In upper-confidence bound(UCB) action selection, we follow the principle of optimism in the face of uncertainty. This simply means that if we are uncertain about something, we should optimistically assume that it is good.

For instance, say we have these three actions with associated uncertainties. The larger confidence interval means bigger uncertainies.
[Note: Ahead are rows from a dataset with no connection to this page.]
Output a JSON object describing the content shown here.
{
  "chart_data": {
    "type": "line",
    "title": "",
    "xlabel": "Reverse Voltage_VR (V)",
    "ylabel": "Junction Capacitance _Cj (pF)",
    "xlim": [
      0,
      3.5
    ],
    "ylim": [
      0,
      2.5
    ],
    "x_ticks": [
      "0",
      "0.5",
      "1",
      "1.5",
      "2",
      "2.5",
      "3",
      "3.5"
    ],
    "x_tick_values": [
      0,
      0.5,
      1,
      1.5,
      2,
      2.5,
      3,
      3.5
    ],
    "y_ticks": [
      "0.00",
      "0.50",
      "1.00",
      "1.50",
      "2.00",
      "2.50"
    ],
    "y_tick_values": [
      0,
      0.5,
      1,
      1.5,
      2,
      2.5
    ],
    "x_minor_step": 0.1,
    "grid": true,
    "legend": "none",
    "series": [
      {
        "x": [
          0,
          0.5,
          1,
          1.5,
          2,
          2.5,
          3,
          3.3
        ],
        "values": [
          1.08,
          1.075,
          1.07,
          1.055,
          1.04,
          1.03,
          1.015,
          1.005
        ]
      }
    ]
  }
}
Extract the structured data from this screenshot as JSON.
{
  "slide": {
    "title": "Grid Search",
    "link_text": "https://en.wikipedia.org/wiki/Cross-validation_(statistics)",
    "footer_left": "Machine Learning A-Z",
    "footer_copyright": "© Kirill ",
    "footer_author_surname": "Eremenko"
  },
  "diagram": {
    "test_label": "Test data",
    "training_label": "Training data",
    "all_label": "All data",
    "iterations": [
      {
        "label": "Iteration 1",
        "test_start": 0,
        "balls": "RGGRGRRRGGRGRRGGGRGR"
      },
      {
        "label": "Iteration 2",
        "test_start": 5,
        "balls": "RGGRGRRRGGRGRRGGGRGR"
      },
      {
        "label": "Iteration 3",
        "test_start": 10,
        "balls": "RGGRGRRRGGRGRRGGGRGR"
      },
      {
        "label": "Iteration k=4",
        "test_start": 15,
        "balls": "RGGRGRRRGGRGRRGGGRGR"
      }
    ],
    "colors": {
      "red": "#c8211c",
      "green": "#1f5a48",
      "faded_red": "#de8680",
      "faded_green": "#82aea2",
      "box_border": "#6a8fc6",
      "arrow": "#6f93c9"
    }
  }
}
So the agent optimistically picks the action that has the highest upper bound, action 1. After that, this time, we should select action 2. The key idea in UCB is that it uses uncertainty or variance (sqrt root) in the value estimation for balancing exploration and exploitation.

$A_t \doteq \mathop{argmax}_a [Q_t(a)+c\sqrt{\frac{\ln{t}}{N_t(a)}}\ ]$

We can clearly see here how UCB combines exploration and exploitation. The first term in the sum represents the exploitation part, and the second term represents the exploration part. The constant parameter $c$ is used to scale the extent of exploration. $N_t(a)$ denotes the number of times that action $a$ has been selected prior to time $t$. The limitation of UCB is not practical for very huge state spaces.

## Summary

The gap between k-armed bandit problem and the full reinforcement learning problem:

1. there is no association between actions and situations(or states). Each selection of actions is non-contextual or independent.
2. thers is no policy, which designate actions at each situation(or state).

we summarize a complete learning curve by its average value over the 1000 steps; this value is proportional to the area under the learning curve. This kind of graph is called a parameter study.